Auch bei Telis lag der Fokus in diesem Jahr auf der Digitalisierung und der Weiterentwicklung Ihrer Tools. Was haben Sie konkret vorangebracht?
Alt: Die Digitalisierung unserer Produktionsprozesse ist aktuell auf einem extrem hohen Level angekommen. Circa 95 Prozent der Anträge erreichen uns digital, circa 90 Prozent aller Geschäftsvorfälle im Bereich der Vermittlerkorrespondenz fließen automatisch in unsere Systeme und circa 95 Prozent aller Provisions- und Courtagebuchungen erfolgen vollautomatisch. Unseren Papierverbrauch konnten wir in nur 24 Monaten um mehr als 70 Prozent reduzieren. Da geht nicht mehr viel. Deshalb steht für uns nunmehr der Beratungsprozess mit all seinen Online-Tools sowie die weitere Digitalisierung unserer Services auf der Agenda. Wir arbeiten hier an einer echten Revolution der Beratung. Interaktion, Identifikation und Spaß sind unsere Ziele. Die Finanzdienstleistung soll endlich raus aus der Ecke der nichtgreifbaren und abstrakten Themen. Dies sehen wir nicht nur als unseren Auftrag als Telis-Unternehmensgruppe, sondern auch als gesellschaftspolitischen Auftrag. Hat es uns die Coronakrise oder auch die Flutkatastrophe nicht mehr als deutlich vor Augen geführt, wie wichtig genau diese Themen für uns alle sind?
Inwieweit sind Sie 2021 auch bei Ihrer „Vision 2025“ vorangekommen, mit der Sie den Fokus Ihrer vertrieblichen Aktivitäten noch stärker auf die Rekrutierung neuer Assistenten und Berater legen wollen?

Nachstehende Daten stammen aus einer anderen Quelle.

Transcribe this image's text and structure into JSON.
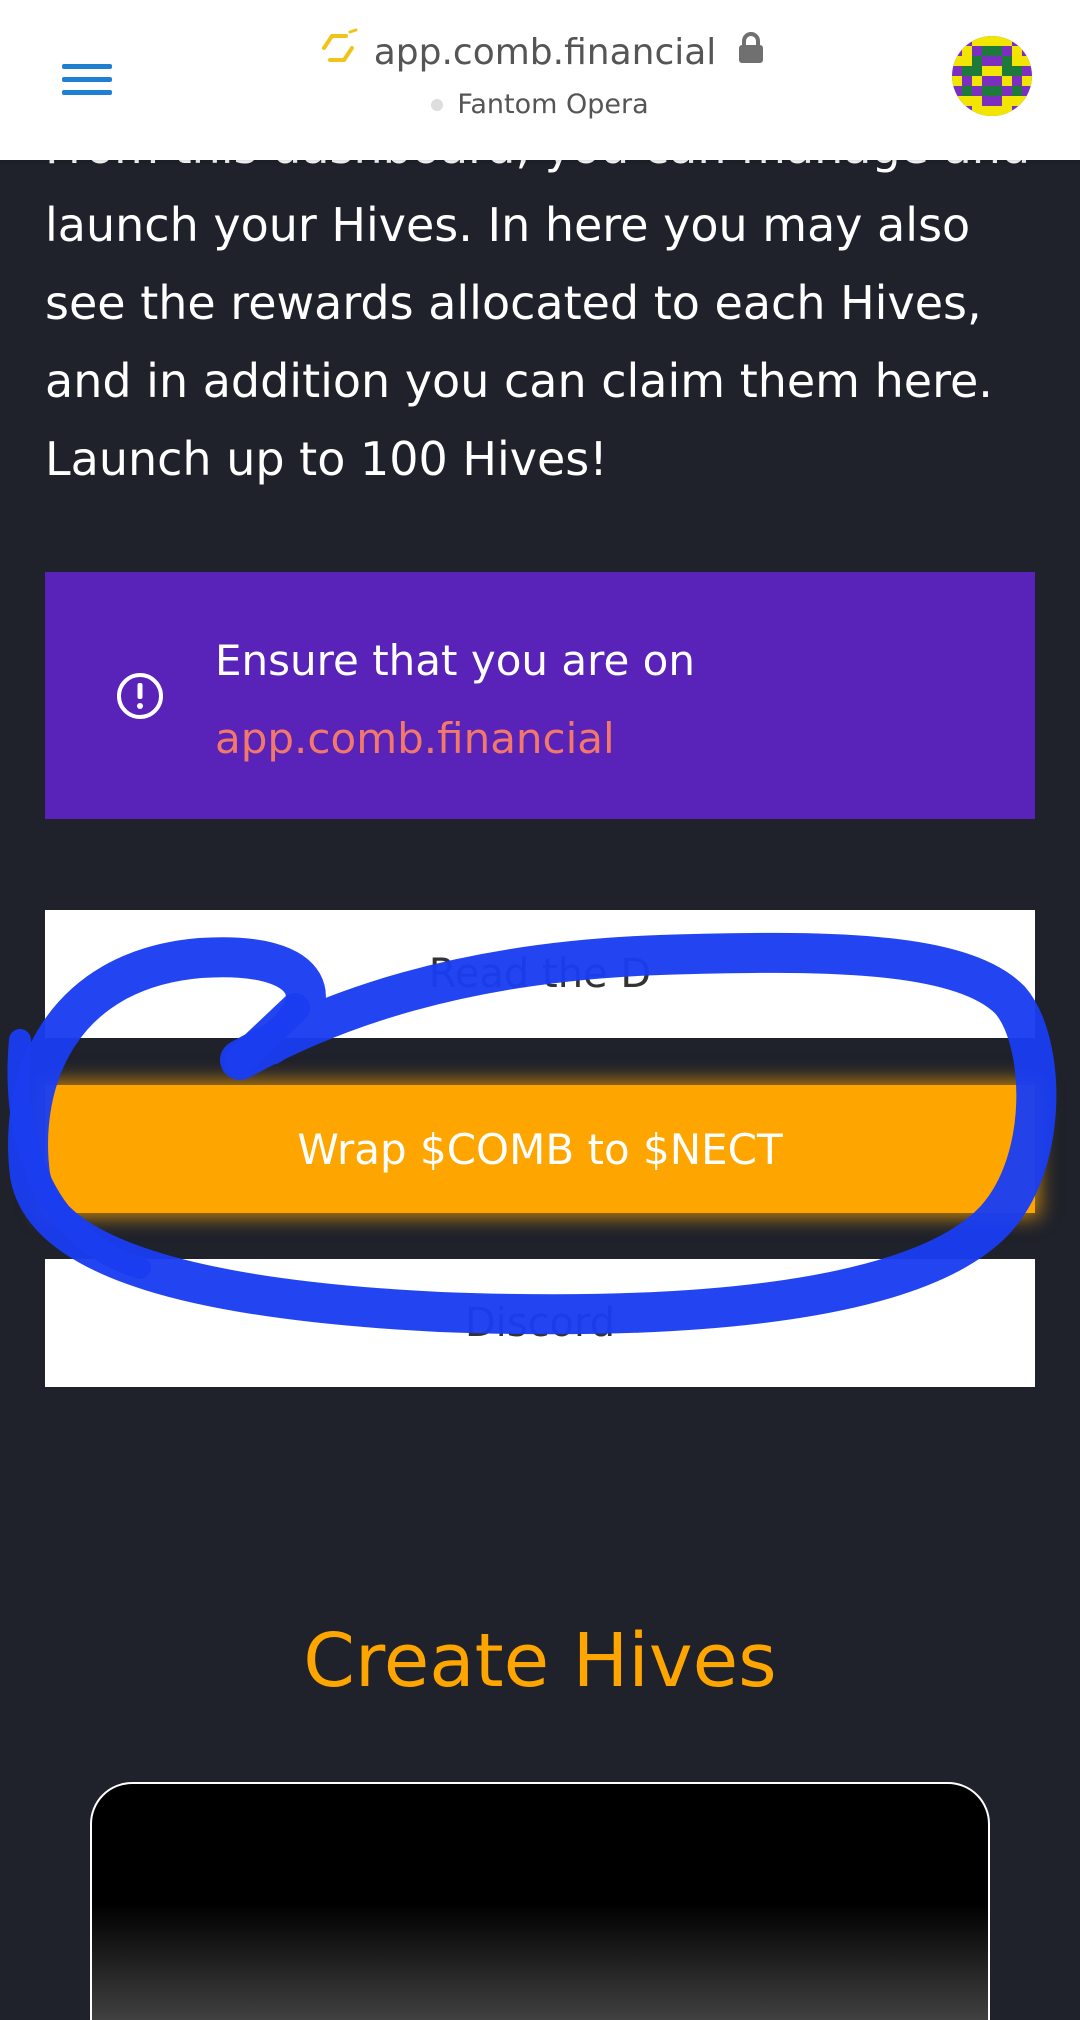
{
  "browser": {
    "url": "app.comb.financial",
    "network": "Fantom Opera",
    "site_icon": "link-hex-icon",
    "lock_icon": "lock-icon",
    "avatar": "identicon-avatar"
  },
  "intro": {
    "clipped_line": "From this dashboard, you can manage and",
    "lines": [
      "launch your Hives. In here you may also",
      "see the rewards allocated to each Hives,",
      "and in addition you can claim them here.",
      "Launch up to 100 Hives!"
    ]
  },
  "alert": {
    "text": "Ensure that you are on",
    "link": "app.comb.financial",
    "icon": "alert-circle-icon"
  },
  "buttons": {
    "top_partial": "Read the D",
    "wrap": "Wrap $COMB to $NECT",
    "bottom_partial": "Discord"
  },
  "section": {
    "title": "Create Hives"
  },
  "colors": {
    "background": "#1f222b",
    "accent_orange": "#ffa500",
    "alert_purple": "#5922b8",
    "link_salmon": "#f1786b",
    "menu_blue": "#1f7fd1",
    "annotation_blue": "#1a3df0"
  }
}
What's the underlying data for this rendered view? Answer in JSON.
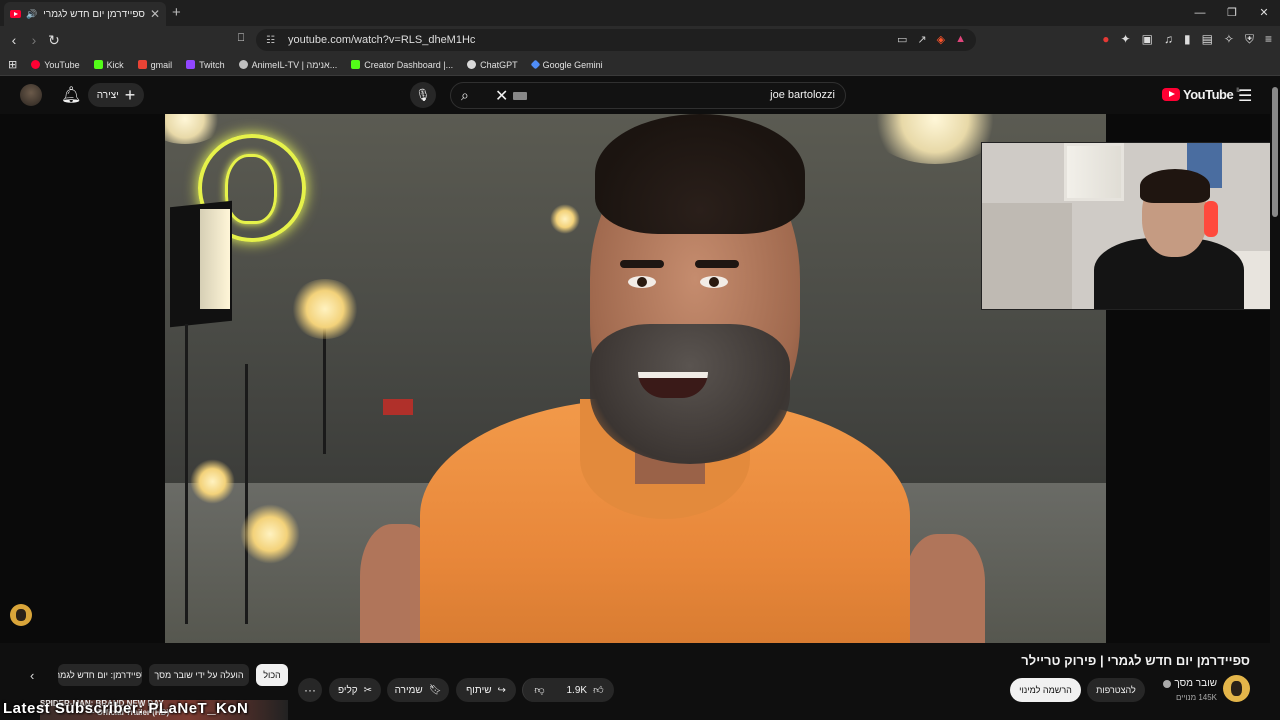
{
  "browser": {
    "tab_title": "ספיידרמן יום חדש לגמרי | פירו...",
    "url": "youtube.com/watch?v=RLS_dheM1Hc",
    "bookmarks": [
      {
        "label": "YouTube",
        "color": "#ff0033"
      },
      {
        "label": "Kick",
        "color": "#53fc18"
      },
      {
        "label": "gmail",
        "color": "#ea4335"
      },
      {
        "label": "Twitch",
        "color": "#9146ff"
      },
      {
        "label": "AnimeIL-TV | אנימה...",
        "color": "#c0c0c0"
      },
      {
        "label": "Creator Dashboard |...",
        "color": "#53fc18"
      },
      {
        "label": "ChatGPT",
        "color": "#d9d9d9"
      },
      {
        "label": "Google Gemini",
        "color": "#4f8df7"
      }
    ]
  },
  "youtube": {
    "create_label": "יצירה",
    "search_query": "joe bartolozzi",
    "logo_text": "YouTube",
    "logo_region": "IL"
  },
  "video": {
    "title": "ספיידרמן יום חדש לגמרי | פירוק טריילר",
    "channel_name": "שובר מסך",
    "subscribers": "145K מנויים",
    "join_label": "להצטרפות",
    "subscribe_label": "הרשמה למינוי",
    "likes": "1.9K",
    "share_label": "שיתוף",
    "save_label": "שמירה",
    "clip_label": "קליפ",
    "more_label": "···"
  },
  "chips": {
    "all": "הכול",
    "uploaded_by": "הועלה על ידי שובר מסך",
    "related": "ספיידרמן: יום חדש לגמרי"
  },
  "overlay": {
    "latest_subscriber": "Latest Subscriber: PLaNeT_KoN",
    "ticker_title": "SPIDER-MAN: BRAND NEW DAY",
    "ticker_subtitle": "– Official Trailer (HD)"
  },
  "colors": {
    "yt_red": "#ff0033",
    "background": "#0f0f0f",
    "chip_bg": "#272727"
  }
}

Pöll: Wir haben auch und gerade in der Pandemie weiter unseren Fokus auf vertriebliches Wachstum gelegt. Mit unseren ausgefeilten Konzepten für Brancheneinsteiger und Brancheninsider sowie mit unserem klar formulierten Beratungsauftrag und den daraus resultierenden Mehrwerten konnten wir unsere Wachstumsziele mehr als übertreffen. Nun gehen wir mit großen Schritten unserer „Vision 2025“ entgegen. Wir bieten Heimat und einen modernen Vertrieb mit innovativer Technologie und exzellentem Service im Backoffice. Zudem gibt es bei uns tolle Chancen im Nebenerwerb mit klar formulierten Aufstiegs- und Entwicklungsmöglichkeiten. Und ja, wir werden diesen Weg weiter beschreiten. Das Interesse war noch nie so groß wie es heute ist. Und gerade in Zeiten politischer Unsicherheit und weiter zunehmender Regulierung und Bürokratie in den Vermittlerbüros treffen unsere Unternehmenswerte und Services mehr denn je auf Interesse und Zuspruch.
Die Fragen stellte Kim Brodtmann, Cash.